Last week, after budget talks broke down, Republicans rebuffed the president's entreaties to return to the negotiating table.
"It is a spend-now, save-later budget," said Senate Majority Leader Bob Dole, R-Kan. "Spend now, get re-elected, serve another term, get out of town, and then the ax will fall on anybody who is left."
Clinton would defer about 60 percent of the cuts in annually funded domestic programs until 2001 and 2002. But the Republicans also "backload" 53 percent of the cuts in those areas in the last two years of the plan.
Clinton has frequently reached into his suit pocket and pulled out a letter from congressional economists certifying that his plan would balance the budget in seven years under conservative economic assumptions. This was the Republican demand last year, and Clinton finally produced a plan that met this criterion.
But Republicans complain that Clinton took the easy way out by making most of his cuts in so-called discretionary programs. The budget pie is divided into two main pieces: discretionary spending, which is funded through annual spending bills; and mandatory spending, which involves benefits programs such as Medicare that operate on automatic pilot unless changed by law.
Under the budget rules, any cuts in benefit programs (also known as entitlements) must be specified, so economists can determine whether the policy changes will result in actual savings. But cuts in discretionary programs can simply be asserted, because it is up to future Congresses to decide where to make the cuts.
Spending on benefits programs, however, is the fastest-growing part of the budget, and Republicans say it must be brought under control in order to ensure balance in 2002.
"You can have a budget that has very little entitlement reform in it," said Senate Budget Chairman Pete Domenici, R-N.M. "That is not going to be acceptable, because it doesn't do the fundamental things that keep the budget in line for the future."
Under the Republican plan, cuts in mandatory spending each year either meet or exceed cuts in discretionary spending. In 2002, for instance, benefits programs would be cut by $108 billion, while discretionary programs are cut $102 billion.

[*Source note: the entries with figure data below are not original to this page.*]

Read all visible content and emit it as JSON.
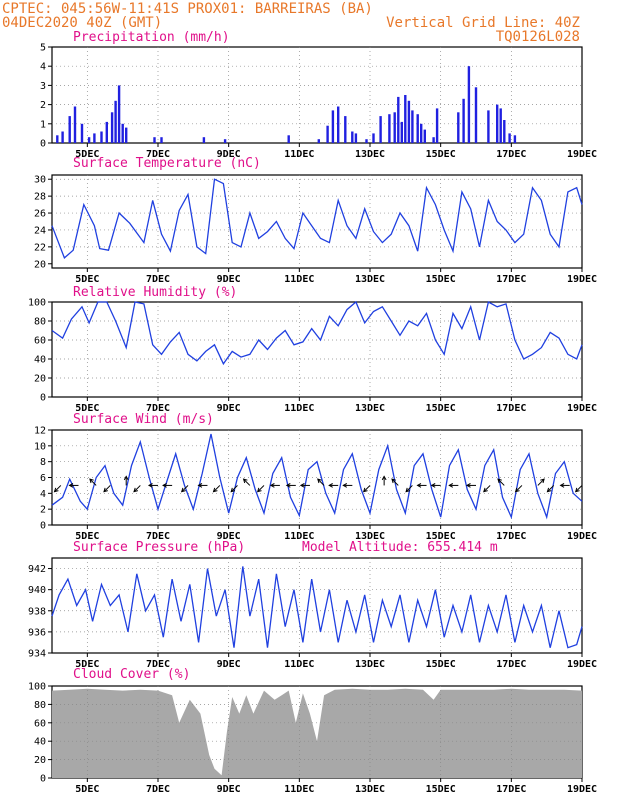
{
  "header": {
    "line1_left": "CPTEC:  045:56W-11:41S  PROX01: BARREIRAS (BA)",
    "line2_left": "04DEC2020 40Z (GMT)",
    "line2_right": "Vertical Grid Line: 40Z",
    "line3_right": "TQ0126L028"
  },
  "colors": {
    "header": "#e8782a",
    "title": "#e0108a",
    "line": "#2040e0",
    "bar": "#2020e0",
    "cloud": "#a8a8a8"
  },
  "x_tick_labels": [
    "5DEC",
    "7DEC",
    "9DEC",
    "11DEC",
    "13DEC",
    "15DEC",
    "17DEC",
    "19DEC"
  ],
  "chart_data": [
    {
      "type": "bar",
      "title": "Precipitation (mm/h)",
      "ylim": [
        0,
        5
      ],
      "yticks": [
        "0",
        "1",
        "2",
        "3",
        "4",
        "5"
      ],
      "x_range_days": [
        4.0,
        19.0
      ],
      "series": [
        {
          "name": "Precipitation",
          "x_days": [
            4.15,
            4.3,
            4.5,
            4.65,
            4.85,
            5.05,
            5.2,
            5.4,
            5.55,
            5.7,
            5.8,
            5.9,
            6.0,
            6.1,
            6.9,
            7.1,
            8.3,
            8.9,
            10.7,
            11.55,
            11.8,
            11.95,
            12.1,
            12.3,
            12.5,
            12.6,
            12.9,
            13.1,
            13.3,
            13.55,
            13.7,
            13.8,
            13.9,
            14.0,
            14.1,
            14.2,
            14.35,
            14.45,
            14.55,
            14.8,
            14.9,
            15.5,
            15.65,
            15.8,
            16.0,
            16.35,
            16.6,
            16.7,
            16.8,
            16.95,
            17.1
          ],
          "values": [
            0.4,
            0.6,
            1.4,
            1.9,
            1.0,
            0.3,
            0.5,
            0.6,
            1.1,
            1.6,
            2.2,
            3.0,
            1.0,
            0.8,
            0.3,
            0.3,
            0.3,
            0.2,
            0.4,
            0.2,
            0.9,
            1.7,
            1.9,
            1.4,
            0.6,
            0.5,
            0.2,
            0.5,
            1.4,
            1.5,
            1.6,
            2.4,
            1.1,
            2.5,
            2.2,
            1.7,
            1.5,
            1.0,
            0.7,
            0.3,
            1.8,
            1.6,
            2.3,
            4.0,
            2.9,
            1.7,
            2.0,
            1.8,
            1.2,
            0.5,
            0.4
          ]
        }
      ]
    },
    {
      "type": "line",
      "title": "Surface Temperature (nC)",
      "ylim": [
        19.5,
        30.5
      ],
      "yticks": [
        "20",
        "22",
        "24",
        "26",
        "28",
        "30"
      ],
      "series": [
        {
          "name": "Temperature",
          "x_days": [
            4.0,
            4.35,
            4.6,
            4.9,
            5.2,
            5.35,
            5.6,
            5.9,
            6.2,
            6.6,
            6.85,
            7.1,
            7.35,
            7.6,
            7.85,
            8.1,
            8.35,
            8.6,
            8.85,
            9.1,
            9.35,
            9.6,
            9.85,
            10.1,
            10.35,
            10.6,
            10.85,
            11.1,
            11.35,
            11.6,
            11.85,
            12.1,
            12.35,
            12.6,
            12.85,
            13.1,
            13.35,
            13.6,
            13.85,
            14.1,
            14.35,
            14.6,
            14.85,
            15.1,
            15.35,
            15.6,
            15.85,
            16.1,
            16.35,
            16.6,
            16.85,
            17.1,
            17.35,
            17.6,
            17.85,
            18.1,
            18.35,
            18.6,
            18.85,
            19.0
          ],
          "values": [
            24.5,
            20.7,
            21.6,
            27.0,
            24.5,
            21.8,
            21.6,
            26.0,
            24.8,
            22.5,
            27.5,
            23.5,
            21.5,
            26.3,
            28.2,
            22.0,
            21.2,
            30.0,
            29.5,
            22.5,
            22.0,
            26.0,
            23.0,
            23.8,
            25.0,
            23.0,
            21.8,
            26.0,
            24.5,
            23.0,
            22.5,
            27.5,
            24.5,
            23.0,
            26.5,
            23.8,
            22.5,
            23.5,
            26.0,
            24.5,
            21.5,
            29.0,
            27.0,
            24.0,
            21.5,
            28.5,
            26.5,
            22.0,
            27.5,
            25.0,
            24.0,
            22.5,
            23.5,
            29.0,
            27.5,
            23.5,
            22.0,
            28.5,
            29.0,
            27.0
          ]
        }
      ]
    },
    {
      "type": "line",
      "title": "Relative Humidity (%)",
      "ylim": [
        0,
        100
      ],
      "yticks": [
        "0",
        "20",
        "40",
        "60",
        "80",
        "100"
      ],
      "series": [
        {
          "name": "Relative Humidity",
          "x_days": [
            4.0,
            4.3,
            4.55,
            4.85,
            5.05,
            5.3,
            5.55,
            5.8,
            6.1,
            6.35,
            6.6,
            6.85,
            7.1,
            7.35,
            7.6,
            7.85,
            8.1,
            8.35,
            8.6,
            8.85,
            9.1,
            9.35,
            9.6,
            9.85,
            10.1,
            10.35,
            10.6,
            10.85,
            11.1,
            11.35,
            11.6,
            11.85,
            12.1,
            12.35,
            12.6,
            12.85,
            13.1,
            13.35,
            13.6,
            13.85,
            14.1,
            14.35,
            14.6,
            14.85,
            15.1,
            15.35,
            15.6,
            15.85,
            16.1,
            16.35,
            16.6,
            16.85,
            17.1,
            17.35,
            17.6,
            17.85,
            18.1,
            18.35,
            18.6,
            18.85,
            19.0
          ],
          "values": [
            70,
            62,
            82,
            95,
            78,
            100,
            100,
            80,
            52,
            100,
            98,
            55,
            45,
            58,
            68,
            45,
            38,
            48,
            55,
            35,
            48,
            42,
            45,
            60,
            50,
            62,
            70,
            55,
            58,
            72,
            60,
            85,
            75,
            92,
            100,
            78,
            90,
            95,
            80,
            65,
            80,
            75,
            88,
            60,
            45,
            88,
            72,
            95,
            60,
            100,
            95,
            98,
            60,
            40,
            45,
            52,
            68,
            62,
            45,
            40,
            55
          ]
        }
      ]
    },
    {
      "type": "line",
      "title": "Surface Wind (m/s)",
      "ylim": [
        0,
        12
      ],
      "yticks": [
        "0",
        "2",
        "4",
        "6",
        "8",
        "10",
        "12"
      ],
      "series": [
        {
          "name": "Wind speed",
          "x_days": [
            4.0,
            4.3,
            4.5,
            4.8,
            5.0,
            5.25,
            5.5,
            5.75,
            6.0,
            6.25,
            6.5,
            6.75,
            7.0,
            7.25,
            7.5,
            7.75,
            8.0,
            8.25,
            8.5,
            8.75,
            9.0,
            9.25,
            9.5,
            9.75,
            10.0,
            10.25,
            10.5,
            10.75,
            11.0,
            11.25,
            11.5,
            11.75,
            12.0,
            12.25,
            12.5,
            12.75,
            13.0,
            13.25,
            13.5,
            13.75,
            14.0,
            14.25,
            14.5,
            14.75,
            15.0,
            15.25,
            15.5,
            15.75,
            16.0,
            16.25,
            16.5,
            16.75,
            17.0,
            17.25,
            17.5,
            17.75,
            18.0,
            18.25,
            18.5,
            18.75,
            19.0
          ],
          "values": [
            2.5,
            3.5,
            5.8,
            3.0,
            2.0,
            6.0,
            7.5,
            4.0,
            2.5,
            7.5,
            10.5,
            6.0,
            2.0,
            5.5,
            9.0,
            5.0,
            2.0,
            6.5,
            11.5,
            6.0,
            1.5,
            6.0,
            8.5,
            4.5,
            1.5,
            6.5,
            8.5,
            3.5,
            1.2,
            7.0,
            8.0,
            4.0,
            1.5,
            7.0,
            9.0,
            4.5,
            1.5,
            7.0,
            10.0,
            4.5,
            1.5,
            7.5,
            9.0,
            4.5,
            1.0,
            7.5,
            9.5,
            4.5,
            2.0,
            7.5,
            9.5,
            3.5,
            1.0,
            7.0,
            9.0,
            4.0,
            1.0,
            6.5,
            8.0,
            4.0,
            3.0
          ]
        }
      ],
      "arrows": [
        {
          "x_days": 4.25,
          "dir": "SW"
        },
        {
          "x_days": 4.75,
          "dir": "W"
        },
        {
          "x_days": 5.25,
          "dir": "NW"
        },
        {
          "x_days": 5.65,
          "dir": "SW"
        },
        {
          "x_days": 6.1,
          "dir": "N"
        },
        {
          "x_days": 6.5,
          "dir": "SW"
        },
        {
          "x_days": 7.0,
          "dir": "W"
        },
        {
          "x_days": 7.4,
          "dir": "W"
        },
        {
          "x_days": 7.85,
          "dir": "SW"
        },
        {
          "x_days": 8.4,
          "dir": "W"
        },
        {
          "x_days": 8.75,
          "dir": "SW"
        },
        {
          "x_days": 9.25,
          "dir": "SW"
        },
        {
          "x_days": 9.6,
          "dir": "NW"
        },
        {
          "x_days": 10.0,
          "dir": "SW"
        },
        {
          "x_days": 10.45,
          "dir": "W"
        },
        {
          "x_days": 10.9,
          "dir": "W"
        },
        {
          "x_days": 11.3,
          "dir": "W"
        },
        {
          "x_days": 11.7,
          "dir": "NW"
        },
        {
          "x_days": 12.1,
          "dir": "W"
        },
        {
          "x_days": 12.5,
          "dir": "W"
        },
        {
          "x_days": 13.0,
          "dir": "SW"
        },
        {
          "x_days": 13.4,
          "dir": "N"
        },
        {
          "x_days": 13.8,
          "dir": "NW"
        },
        {
          "x_days": 14.2,
          "dir": "SW"
        },
        {
          "x_days": 14.6,
          "dir": "W"
        },
        {
          "x_days": 15.0,
          "dir": "W"
        },
        {
          "x_days": 15.5,
          "dir": "W"
        },
        {
          "x_days": 16.0,
          "dir": "W"
        },
        {
          "x_days": 16.4,
          "dir": "SW"
        },
        {
          "x_days": 16.8,
          "dir": "NW"
        },
        {
          "x_days": 17.3,
          "dir": "SW"
        },
        {
          "x_days": 17.75,
          "dir": "NE"
        },
        {
          "x_days": 18.2,
          "dir": "SW"
        },
        {
          "x_days": 18.65,
          "dir": "W"
        },
        {
          "x_days": 19.0,
          "dir": "SW"
        }
      ]
    },
    {
      "type": "line",
      "title": "Surface Pressure (hPa)",
      "subtitle": "Model Altitude: 655.414 m",
      "ylim": [
        934,
        943
      ],
      "yticks": [
        "934",
        "936",
        "938",
        "940",
        "942"
      ],
      "series": [
        {
          "name": "Pressure",
          "x_days": [
            4.0,
            4.2,
            4.45,
            4.7,
            4.95,
            5.15,
            5.4,
            5.65,
            5.9,
            6.15,
            6.4,
            6.65,
            6.9,
            7.15,
            7.4,
            7.65,
            7.9,
            8.15,
            8.4,
            8.65,
            8.9,
            9.15,
            9.4,
            9.6,
            9.85,
            10.1,
            10.35,
            10.6,
            10.85,
            11.1,
            11.35,
            11.6,
            11.85,
            12.1,
            12.35,
            12.6,
            12.85,
            13.1,
            13.35,
            13.6,
            13.85,
            14.1,
            14.35,
            14.6,
            14.85,
            15.1,
            15.35,
            15.6,
            15.85,
            16.1,
            16.35,
            16.6,
            16.85,
            17.1,
            17.35,
            17.6,
            17.85,
            18.1,
            18.35,
            18.6,
            18.85,
            19.0
          ],
          "values": [
            937.5,
            939.5,
            941.0,
            938.5,
            940.0,
            937.0,
            940.5,
            938.5,
            939.5,
            936.0,
            941.5,
            938.0,
            939.5,
            935.5,
            941.0,
            937.0,
            940.5,
            935.0,
            942.0,
            937.5,
            940.0,
            934.5,
            942.2,
            937.5,
            941.0,
            934.5,
            941.5,
            936.5,
            940.0,
            935.0,
            941.0,
            936.0,
            940.0,
            935.0,
            939.0,
            936.0,
            939.5,
            935.0,
            939.0,
            936.5,
            939.5,
            935.0,
            939.0,
            936.5,
            940.0,
            935.5,
            938.5,
            936.0,
            939.5,
            935.0,
            938.5,
            936.0,
            939.5,
            935.0,
            938.5,
            936.0,
            938.5,
            934.5,
            938.0,
            934.5,
            934.8,
            936.5
          ]
        }
      ]
    },
    {
      "type": "area",
      "title": "Cloud Cover (%)",
      "ylim": [
        0,
        100
      ],
      "yticks": [
        "0",
        "20",
        "40",
        "60",
        "80",
        "100"
      ],
      "series": [
        {
          "name": "Cloud cover",
          "x_days": [
            4.0,
            4.5,
            5.0,
            5.5,
            6.0,
            6.5,
            7.0,
            7.4,
            7.6,
            7.9,
            8.2,
            8.45,
            8.6,
            8.8,
            8.95,
            9.1,
            9.3,
            9.5,
            9.7,
            10.0,
            10.3,
            10.5,
            10.7,
            10.9,
            11.1,
            11.3,
            11.5,
            11.7,
            12.0,
            12.5,
            13.0,
            13.5,
            14.0,
            14.5,
            14.8,
            15.0,
            15.5,
            16.0,
            16.5,
            17.0,
            17.5,
            18.0,
            18.5,
            19.0
          ],
          "values": [
            95,
            96,
            97,
            96,
            95,
            96,
            95,
            90,
            60,
            85,
            70,
            25,
            10,
            3,
            50,
            88,
            70,
            90,
            70,
            95,
            85,
            90,
            95,
            60,
            92,
            70,
            40,
            90,
            96,
            97,
            96,
            96,
            97,
            96,
            85,
            96,
            96,
            96,
            96,
            97,
            96,
            96,
            96,
            95
          ]
        }
      ]
    }
  ]
}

Clinton, by contrast, would cut mandatory programs by just $78 billion that year, while the discretionary programs would take a $110-billion hit.
Joseph Minarik, associate director of the White House budget office, has been distancing the president from the plan, saying it was largely drafted by Sen. Tom Daschle, D-S.D.
Moreover, Minarik said, the White House still believes its rosier economic forecasts are more accurate. Thus, he said, the White House expects to add tens of billions of dollars to these programs by 2002.